Salvatore Vessichio may have had probate avoidance in mind when he added the names of his two daughters, Charlene Vessichio and Sally Ann Durso, to his BankBoston account three years ago. When Mr. Vessichio died a short time later, Charlene Vessichio went to the bank, withdrew the entire account balance, paid for her father’s funeral, and placed the remaining proceeds in a brokerage account in her own name.
Her sister, Ms. Durso, demanded her half of the account. Ms. Vessichio refused to turn it over, pointing to a Connecticut state statute which specifically authorized the bank to release a joint tenancy account to any one of the joint tenants. Ms. Durso then filed a lawsuit against her sister.
The trial court concluded that Ms. Durso and Ms. Vessichio had owned an equal interest in the bank account, but that payment of Mr. Vessichio’s funeral expenses was a legitimate use of the money. The court ordered Ms. Vessichio to return half of the remaining account balance to her sister. The Connecticut Court of Appeals agreed, noting that the statute on which Ms. Vessichio relied was really intended to protect the bank from claims by joint tenants, not to protect the joint tenants from claims against one another. Durso v. Vessichio, August 26, 2003.
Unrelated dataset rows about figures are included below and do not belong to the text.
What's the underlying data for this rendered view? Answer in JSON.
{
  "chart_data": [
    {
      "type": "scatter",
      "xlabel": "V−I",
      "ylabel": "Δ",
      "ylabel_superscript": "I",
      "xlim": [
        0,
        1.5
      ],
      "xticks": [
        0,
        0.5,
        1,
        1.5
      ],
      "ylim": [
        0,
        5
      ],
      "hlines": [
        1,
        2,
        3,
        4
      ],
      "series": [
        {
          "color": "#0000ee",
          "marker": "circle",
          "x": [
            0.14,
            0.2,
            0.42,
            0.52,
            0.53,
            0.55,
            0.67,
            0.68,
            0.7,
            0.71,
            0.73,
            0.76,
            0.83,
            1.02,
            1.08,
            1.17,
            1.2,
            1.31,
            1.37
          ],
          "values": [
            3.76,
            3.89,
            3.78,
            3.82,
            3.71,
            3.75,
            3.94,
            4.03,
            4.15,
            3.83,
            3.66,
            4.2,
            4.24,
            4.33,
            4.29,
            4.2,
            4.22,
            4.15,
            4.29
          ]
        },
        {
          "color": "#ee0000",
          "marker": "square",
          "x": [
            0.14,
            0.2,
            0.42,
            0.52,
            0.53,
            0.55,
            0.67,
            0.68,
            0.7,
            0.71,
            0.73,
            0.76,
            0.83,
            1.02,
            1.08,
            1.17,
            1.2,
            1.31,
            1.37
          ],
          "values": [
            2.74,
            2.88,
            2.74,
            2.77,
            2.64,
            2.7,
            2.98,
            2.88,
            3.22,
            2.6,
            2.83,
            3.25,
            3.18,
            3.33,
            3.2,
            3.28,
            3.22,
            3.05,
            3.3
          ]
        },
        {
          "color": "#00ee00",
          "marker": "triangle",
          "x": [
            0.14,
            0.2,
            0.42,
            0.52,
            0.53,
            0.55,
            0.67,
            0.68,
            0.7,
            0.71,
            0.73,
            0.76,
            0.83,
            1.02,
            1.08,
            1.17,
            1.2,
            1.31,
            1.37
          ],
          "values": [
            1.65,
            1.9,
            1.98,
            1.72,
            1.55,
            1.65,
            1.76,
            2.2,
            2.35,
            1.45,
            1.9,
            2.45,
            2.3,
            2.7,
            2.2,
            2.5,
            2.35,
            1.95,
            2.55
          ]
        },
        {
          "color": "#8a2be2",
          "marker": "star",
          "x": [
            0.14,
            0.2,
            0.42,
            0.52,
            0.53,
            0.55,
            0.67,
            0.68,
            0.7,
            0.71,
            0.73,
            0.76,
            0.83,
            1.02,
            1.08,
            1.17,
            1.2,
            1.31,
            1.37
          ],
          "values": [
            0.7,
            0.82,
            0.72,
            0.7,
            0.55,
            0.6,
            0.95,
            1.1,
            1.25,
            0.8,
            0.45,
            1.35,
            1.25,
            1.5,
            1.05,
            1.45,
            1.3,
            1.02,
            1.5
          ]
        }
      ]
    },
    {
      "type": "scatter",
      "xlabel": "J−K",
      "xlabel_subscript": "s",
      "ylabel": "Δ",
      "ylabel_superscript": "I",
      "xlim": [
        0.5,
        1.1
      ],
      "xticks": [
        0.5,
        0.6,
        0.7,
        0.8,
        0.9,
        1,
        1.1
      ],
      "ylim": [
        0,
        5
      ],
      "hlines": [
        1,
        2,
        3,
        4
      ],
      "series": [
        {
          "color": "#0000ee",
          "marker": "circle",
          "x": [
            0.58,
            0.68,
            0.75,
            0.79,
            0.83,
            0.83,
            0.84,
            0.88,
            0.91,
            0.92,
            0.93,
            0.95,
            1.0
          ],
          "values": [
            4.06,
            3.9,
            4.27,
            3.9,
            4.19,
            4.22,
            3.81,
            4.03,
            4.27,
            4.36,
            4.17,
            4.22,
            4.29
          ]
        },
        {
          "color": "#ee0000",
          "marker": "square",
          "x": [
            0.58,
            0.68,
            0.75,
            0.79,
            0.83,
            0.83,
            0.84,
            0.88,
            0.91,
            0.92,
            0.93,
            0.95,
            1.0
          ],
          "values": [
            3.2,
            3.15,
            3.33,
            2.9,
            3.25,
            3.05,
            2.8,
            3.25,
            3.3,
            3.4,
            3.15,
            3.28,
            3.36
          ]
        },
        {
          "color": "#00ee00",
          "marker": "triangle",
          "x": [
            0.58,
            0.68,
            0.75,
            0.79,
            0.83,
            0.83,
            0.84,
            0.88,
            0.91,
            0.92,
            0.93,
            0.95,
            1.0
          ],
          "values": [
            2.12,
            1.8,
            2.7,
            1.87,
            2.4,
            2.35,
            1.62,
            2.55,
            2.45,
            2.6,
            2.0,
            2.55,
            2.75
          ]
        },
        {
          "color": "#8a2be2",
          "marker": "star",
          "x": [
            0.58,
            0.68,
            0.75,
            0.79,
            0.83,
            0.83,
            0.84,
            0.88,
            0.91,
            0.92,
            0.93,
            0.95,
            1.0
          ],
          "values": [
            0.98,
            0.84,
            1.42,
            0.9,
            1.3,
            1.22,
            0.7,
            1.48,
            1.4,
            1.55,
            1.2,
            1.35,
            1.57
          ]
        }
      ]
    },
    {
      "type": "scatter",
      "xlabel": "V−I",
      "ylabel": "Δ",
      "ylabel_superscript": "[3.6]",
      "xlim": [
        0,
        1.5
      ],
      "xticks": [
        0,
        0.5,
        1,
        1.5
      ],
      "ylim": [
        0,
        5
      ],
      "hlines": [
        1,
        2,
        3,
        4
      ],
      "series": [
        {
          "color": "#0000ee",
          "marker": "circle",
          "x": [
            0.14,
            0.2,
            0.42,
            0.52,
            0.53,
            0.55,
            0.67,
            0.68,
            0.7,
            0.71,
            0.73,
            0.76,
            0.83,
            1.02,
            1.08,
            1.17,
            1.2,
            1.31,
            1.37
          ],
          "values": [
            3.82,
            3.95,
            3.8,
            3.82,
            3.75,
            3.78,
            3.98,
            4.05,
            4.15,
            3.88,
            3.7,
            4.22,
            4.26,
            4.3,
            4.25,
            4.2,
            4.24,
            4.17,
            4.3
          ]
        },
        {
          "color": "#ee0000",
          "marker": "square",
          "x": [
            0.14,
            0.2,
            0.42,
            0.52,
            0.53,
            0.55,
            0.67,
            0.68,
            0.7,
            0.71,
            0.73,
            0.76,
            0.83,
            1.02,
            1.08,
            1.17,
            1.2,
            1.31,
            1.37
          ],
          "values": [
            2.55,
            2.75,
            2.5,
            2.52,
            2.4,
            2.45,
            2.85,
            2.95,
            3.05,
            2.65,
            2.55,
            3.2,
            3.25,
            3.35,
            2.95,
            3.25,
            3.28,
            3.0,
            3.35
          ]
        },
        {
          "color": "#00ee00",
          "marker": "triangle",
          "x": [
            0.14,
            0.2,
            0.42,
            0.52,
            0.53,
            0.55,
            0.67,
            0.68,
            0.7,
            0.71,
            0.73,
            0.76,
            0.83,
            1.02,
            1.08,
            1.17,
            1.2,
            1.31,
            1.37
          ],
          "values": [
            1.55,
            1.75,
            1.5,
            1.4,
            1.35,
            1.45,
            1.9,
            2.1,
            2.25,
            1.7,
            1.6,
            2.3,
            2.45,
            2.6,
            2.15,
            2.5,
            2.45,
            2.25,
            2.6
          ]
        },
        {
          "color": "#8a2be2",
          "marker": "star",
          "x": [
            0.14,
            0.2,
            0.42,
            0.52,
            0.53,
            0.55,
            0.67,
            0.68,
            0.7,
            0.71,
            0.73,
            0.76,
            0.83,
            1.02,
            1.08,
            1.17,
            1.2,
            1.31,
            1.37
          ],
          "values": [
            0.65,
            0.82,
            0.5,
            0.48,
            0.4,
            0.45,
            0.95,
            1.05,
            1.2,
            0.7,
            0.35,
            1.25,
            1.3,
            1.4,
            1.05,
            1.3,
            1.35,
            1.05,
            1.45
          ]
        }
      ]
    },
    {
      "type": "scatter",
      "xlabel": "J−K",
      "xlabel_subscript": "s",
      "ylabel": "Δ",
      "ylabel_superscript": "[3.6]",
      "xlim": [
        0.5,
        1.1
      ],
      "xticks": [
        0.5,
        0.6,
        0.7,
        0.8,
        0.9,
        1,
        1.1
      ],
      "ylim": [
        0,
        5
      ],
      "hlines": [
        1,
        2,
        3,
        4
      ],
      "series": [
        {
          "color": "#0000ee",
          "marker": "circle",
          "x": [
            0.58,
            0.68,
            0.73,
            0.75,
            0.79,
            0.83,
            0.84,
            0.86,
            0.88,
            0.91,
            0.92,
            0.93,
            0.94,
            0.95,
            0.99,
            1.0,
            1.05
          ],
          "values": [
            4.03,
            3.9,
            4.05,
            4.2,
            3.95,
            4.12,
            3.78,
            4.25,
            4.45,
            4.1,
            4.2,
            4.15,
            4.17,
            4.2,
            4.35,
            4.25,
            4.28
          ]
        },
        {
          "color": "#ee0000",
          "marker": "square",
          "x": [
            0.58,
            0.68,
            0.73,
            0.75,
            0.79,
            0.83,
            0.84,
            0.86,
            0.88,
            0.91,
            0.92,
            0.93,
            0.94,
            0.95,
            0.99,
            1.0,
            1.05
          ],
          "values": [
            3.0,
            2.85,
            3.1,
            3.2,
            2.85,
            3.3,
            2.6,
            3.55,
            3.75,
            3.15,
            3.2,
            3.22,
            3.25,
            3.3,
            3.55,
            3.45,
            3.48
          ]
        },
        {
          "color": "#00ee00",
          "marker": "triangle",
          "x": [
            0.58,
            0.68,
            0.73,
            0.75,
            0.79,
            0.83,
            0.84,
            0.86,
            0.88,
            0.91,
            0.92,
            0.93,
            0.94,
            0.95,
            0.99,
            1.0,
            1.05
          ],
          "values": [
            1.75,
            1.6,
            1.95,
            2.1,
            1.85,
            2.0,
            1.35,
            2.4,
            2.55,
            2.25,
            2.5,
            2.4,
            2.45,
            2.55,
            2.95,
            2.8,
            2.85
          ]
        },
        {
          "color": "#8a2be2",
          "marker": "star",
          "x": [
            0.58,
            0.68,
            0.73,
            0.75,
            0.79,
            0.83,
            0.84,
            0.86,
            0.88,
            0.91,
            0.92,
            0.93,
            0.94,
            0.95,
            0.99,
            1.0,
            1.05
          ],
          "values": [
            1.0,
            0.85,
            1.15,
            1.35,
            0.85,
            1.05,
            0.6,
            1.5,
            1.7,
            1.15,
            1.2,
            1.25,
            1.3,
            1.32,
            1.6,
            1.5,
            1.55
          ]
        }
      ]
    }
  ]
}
Arizona law is very similar. The presumption is that joint tenancy property is owned equally among all joint tenants, but that each named account owner is entitled to manage the entire account. That is one reason that placing a child’s name on an account as a joint tenant is dangerous—Ms. Vessichio could have withdrawn the entire account and held the proceeds in her own name even before her father died, thereby depriving him of his own funds.
When one joint tenant has contributed more than his or her share of a joint account, however, the interests of the joint tenants are proportional to their actual contributions. In other words, in an action against Ms. Vessichio by her father he should have been able to secure return of the entire account, not just a one-third interest. Her ability to withdraw the account balance, however, would have put him through a legal proceeding to establish his rights.